4,5 Millionen Shopping-Touristen fahren jedes Jahr in die Outletcity Metzingen (Kreis Reutlingen): Ein Einkaufs-Imperium am Fuße der Schwäbischen Alb. Zur Auswahl stehen zahlreiche Luxuslabels. Trotzdem hoffen viele auf Schnäppchen. Aber nicht alle lieben das Outlet.
Was ist der Grund für den Kaufrausch? Und was bedeutet das Mode-Mekka für die Menschen, die hier leben? SWR Reporterin Leonie Maderstein will es herausfinden.
"Mehrere Tausend Euro pro Einkauf"
Die Shopping-Touristen kommen nicht nur aus der Region, sondern aus Dubai, der Schweiz, der ganzen Welt. Sie wollen Markenklamotten zu möglichst kleinen Preisen. Beim Nachfragen wird klar: Trotz vermeintlicher Schnäppchen wird der Einkauf schnell richtig teuer. Eine Kundin verrät, ihre Schmerzgrenze liege bei 2.000 Euro. Eine andere weiß gar nicht, wie viel sie schon ausgegeben hat - auf jeden Fall mehrere Tausend Euro.

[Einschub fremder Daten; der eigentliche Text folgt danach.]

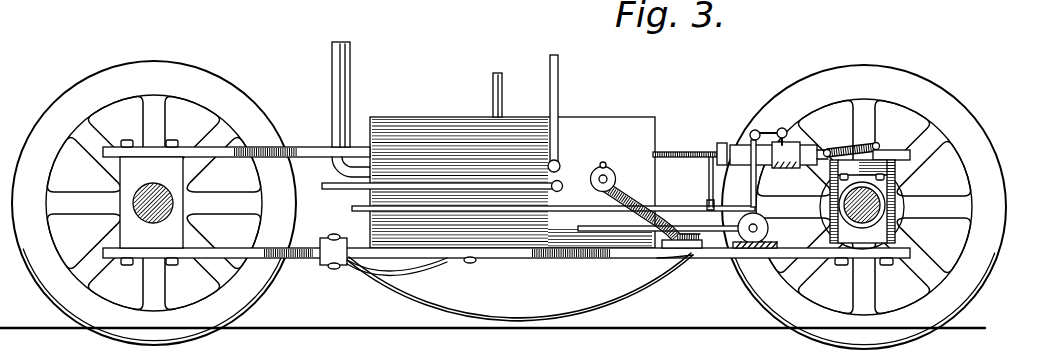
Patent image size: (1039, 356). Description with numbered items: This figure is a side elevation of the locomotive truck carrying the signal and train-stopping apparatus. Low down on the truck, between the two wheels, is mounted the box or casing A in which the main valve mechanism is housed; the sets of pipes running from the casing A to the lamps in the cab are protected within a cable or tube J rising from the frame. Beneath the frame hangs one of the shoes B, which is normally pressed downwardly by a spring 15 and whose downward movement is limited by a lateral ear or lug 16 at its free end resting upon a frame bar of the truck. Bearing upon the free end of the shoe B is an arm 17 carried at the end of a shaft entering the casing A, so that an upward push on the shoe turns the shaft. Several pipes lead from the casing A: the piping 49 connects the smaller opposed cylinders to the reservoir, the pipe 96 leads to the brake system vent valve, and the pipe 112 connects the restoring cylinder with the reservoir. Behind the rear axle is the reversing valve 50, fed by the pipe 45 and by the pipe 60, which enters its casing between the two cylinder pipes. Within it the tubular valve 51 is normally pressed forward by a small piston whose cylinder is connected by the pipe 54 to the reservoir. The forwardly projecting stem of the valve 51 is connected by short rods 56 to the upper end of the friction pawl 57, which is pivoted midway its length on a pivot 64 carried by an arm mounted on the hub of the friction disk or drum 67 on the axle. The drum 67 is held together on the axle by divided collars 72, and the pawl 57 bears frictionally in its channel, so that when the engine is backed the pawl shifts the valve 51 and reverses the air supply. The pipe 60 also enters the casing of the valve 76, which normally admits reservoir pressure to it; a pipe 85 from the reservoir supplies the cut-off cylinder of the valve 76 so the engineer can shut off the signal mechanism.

Auch Promis kommen gerne in die Outletcity Metzingen, um sich einzukleiden, sagt Mitarbeiterin Isidora Muthmann. Moderatorin Michelle Hunziker, Sänger Adel Tawil und der Rapper Haftbefehl sollen hier schon Geld liegengelassen haben.
Nicht alle sind begeistert: Einwohner meiden das Outlet
Aber nicht alle sind begeistert. Für die ganz normale Bevölkerung von Metzingen kann es ganz schön nervig sein, sagt eine Fußgängerin. Sie wohne relativ nah am Outlet, und da würden die Touristen manchmal alles in ihrem Wohngebiet zuparken. Von der Stadt wünscht sie sich, "dass ein bisschen mehr an uns normale Einwohner gedacht wird, damit wir auch noch unser normales Leben leben können".
Ein anderer Passant erzählt, dass er das Outlet "meidet, wo er kann". Es sei ihm zu viel Trubel. Nur wenn er genau wisse, was er brauche, wage er sich kurz ins Shopping-Getümmel.
Metzingen profitiert von hoher Gewerbesteuer
Händlerinnen und Händler, die nicht im Outlet arbeiten, sondern einen Laden in der Innenstadt betreiben, haben unterschiedliche Meinungen zur Outletcity. Marvin Methner gehört ein Juweliergeschäft. Er hat kein Problem mit dem Outlet. Im Gegenteil: "Ich find's mega. Ich find's allgemein cool, dass Metzingen so eine Metropole geworden ist". Die Kombination aus Einzelhandel und Outlet findet Methner praktisch, er sieht da keine Konkurrenz. Auch dass die Stadt von der hohen Gewerbesteuer profitiert, komme der Wirtschaft zugute, so Methner.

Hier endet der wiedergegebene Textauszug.